From porn to pepper spray: How Novak Djokovic’s case in Australia descended into chaos

It marked a suitably chaotic climax to a day of high farce. Even Mr Djokovic’s hearing at the Federal Circuit Court in Melbourne, intended as an earnest examination of his rights to remain in Australia, unravelled quickly into the theatre of the absurd. 

A video link capable of handling a few dozen users at most crashed under the dial-ins of a huge international audience, with dubious YouTube rip-offs of the official feed multiplying by the minute. One stream was hijacked by pranksters playing loud music and pornography.

This was far from the only slapstick on display. In one of the rare interludes when the feed was working smoothly, a member of the public forgot to press the mute button as he joined, shouting: “We’re in!” It prompted a withering rebuke from the judge. “Can I ask whoever is on screen to mute themselves,” he chided. “The only people who should be online with their microphones are those who are making submissions to the court.”
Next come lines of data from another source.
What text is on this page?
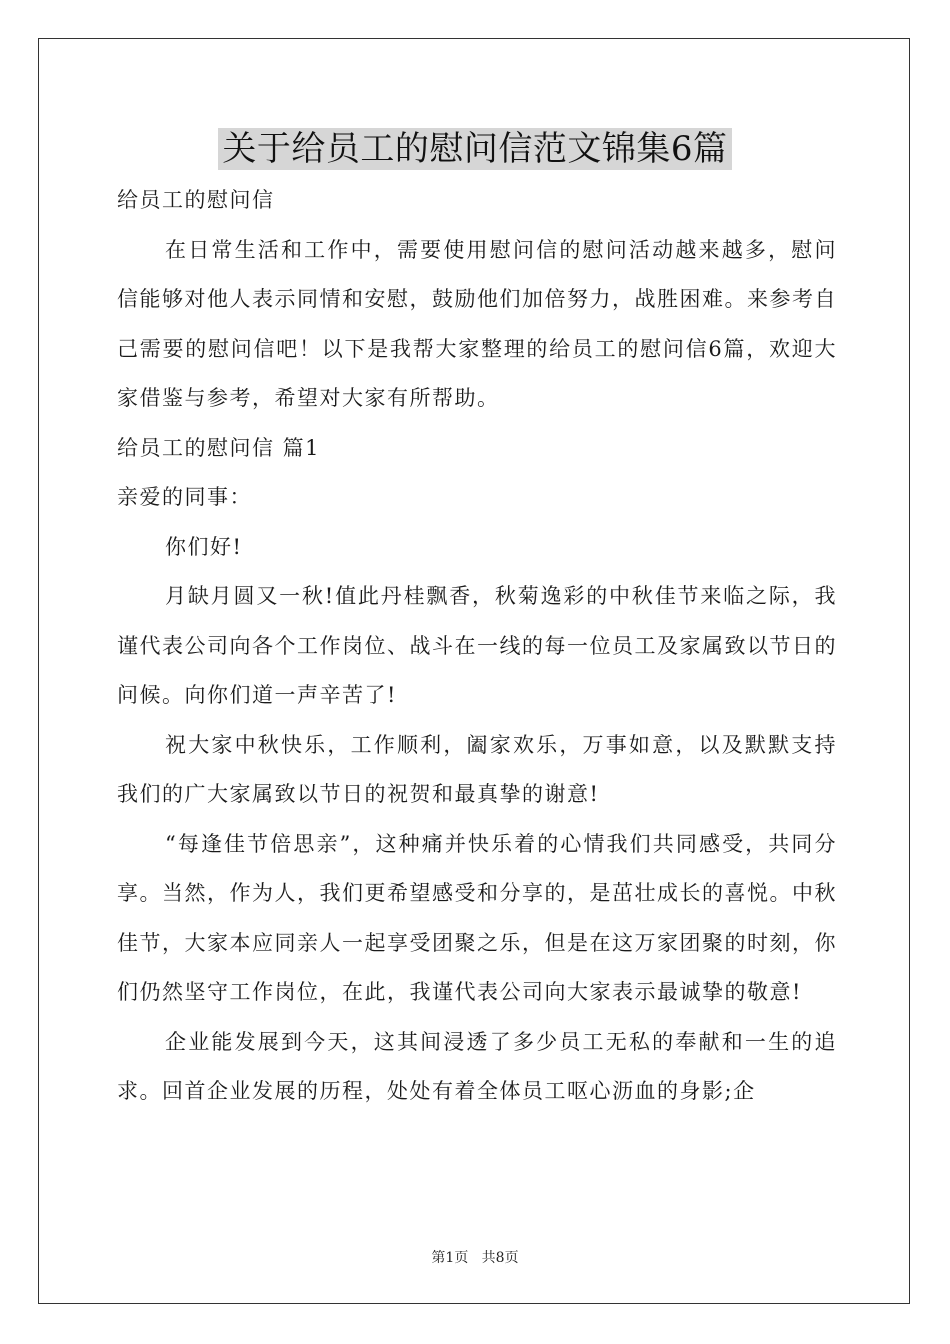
关于给员工的慰问信范文锦集6篇

给员工的慰问信

在日常生活和工作中，需要使用慰问信的慰问活动越来越多，慰问信能够对他人表示同情和安慰，鼓励他们加倍努力，战胜困难。来参考自己需要的慰问信吧！以下是我帮大家整理的给员工的慰问信6篇，欢迎大家借鉴与参考，希望对大家有所帮助。

给员工的慰问信 篇1

亲爱的同事：

你们好!

月缺月圆又一秋!值此丹桂飘香，秋菊逸彩的中秋佳节来临之际，我谨代表公司向各个工作岗位、战斗在一线的每一位员工及家属致以节日的问候。向你们道一声辛苦了!

祝大家中秋快乐，工作顺利，阖家欢乐，万事如意，以及默默支持我们的广大家属致以节日的祝贺和最真挚的谢意!

“每逢佳节倍思亲”，这种痛并快乐着的心情我们共同感受，共同分享。当然，作为人，我们更希望感受和分享的，是茁壮成长的喜悦。中秋佳节，大家本应同亲人一起享受团聚之乐，但是在这万家团聚的时刻，你们仍然坚守工作岗位，在此，我谨代表公司向大家表示最诚挚的敬意!

企业能发展到今天，这其间浸透了多少员工无私的奉献和一生的追求。回首企业发展的历程，处处有着全体员工呕心沥血的身影;企

第1页   共8页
Try as he might to draw some sense from the tangled legal arguments, Judge Kelly still could not find a way around Australia’s Kafkaesque Covid rules. One of his first decisions was that Mr Djokovic, who started his day in the glorified detention facility of Carlton’s Park Hotel, should be transferred to an alternative location to follow the updates in his case. The natural choice was the office of his Melbourne solicitors, Hall & Wilcox. Just one problem – this location, like so many others in the city, operated a “no vax, no entry” policy.

Increasingly, the judge was losing patience with the nightmarish bureaucracy. When Christopher Tran, the government’s lawyer, launched into a long list of the legal precedents he would be citing, he interrupted, wearily: “Mr Tran, have you said nearly everything you want to say at this point?” Roughly translated, this meant that the court was already 54 minutes late for lunch.
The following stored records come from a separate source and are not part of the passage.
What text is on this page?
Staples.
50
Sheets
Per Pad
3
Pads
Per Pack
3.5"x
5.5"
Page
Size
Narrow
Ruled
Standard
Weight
On the resumption, Mr Tran was given a mere 30 minutes in which to make his case. By contrast, Mr Djokovic’s lawyers, led by Nick Wood of Svensson Barristers, had been allowed over three hours. It was a fair sign that Judge Kelly was leaning towards Mr Djokovic’s position, not least when he said: “The point I am somewhat agitated about is what more could this man have done?”
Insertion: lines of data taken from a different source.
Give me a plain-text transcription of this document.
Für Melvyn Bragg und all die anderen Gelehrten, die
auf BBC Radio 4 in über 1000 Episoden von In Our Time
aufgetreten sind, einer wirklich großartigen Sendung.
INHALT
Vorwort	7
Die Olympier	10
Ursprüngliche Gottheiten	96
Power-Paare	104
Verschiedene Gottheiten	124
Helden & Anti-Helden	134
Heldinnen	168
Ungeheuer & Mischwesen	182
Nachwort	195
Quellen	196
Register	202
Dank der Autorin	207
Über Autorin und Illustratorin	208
At 5.16pm, the outcome was settled, with the judge demanding not only Mr Djokovic’s immediate release from detention on the grounds that his visa had been revoked unreasonably, but also for the government to pay his legal costs. It seemed, for a moment, like a neat resolution to a fiendish saga. But little in this story is quite as it seems – soon enough, the Djokovic family briefed that Novak had been rearrested, a story given credence by the sight of federal police in white vans entering the car park beneath his lawyers’ Collins Street office.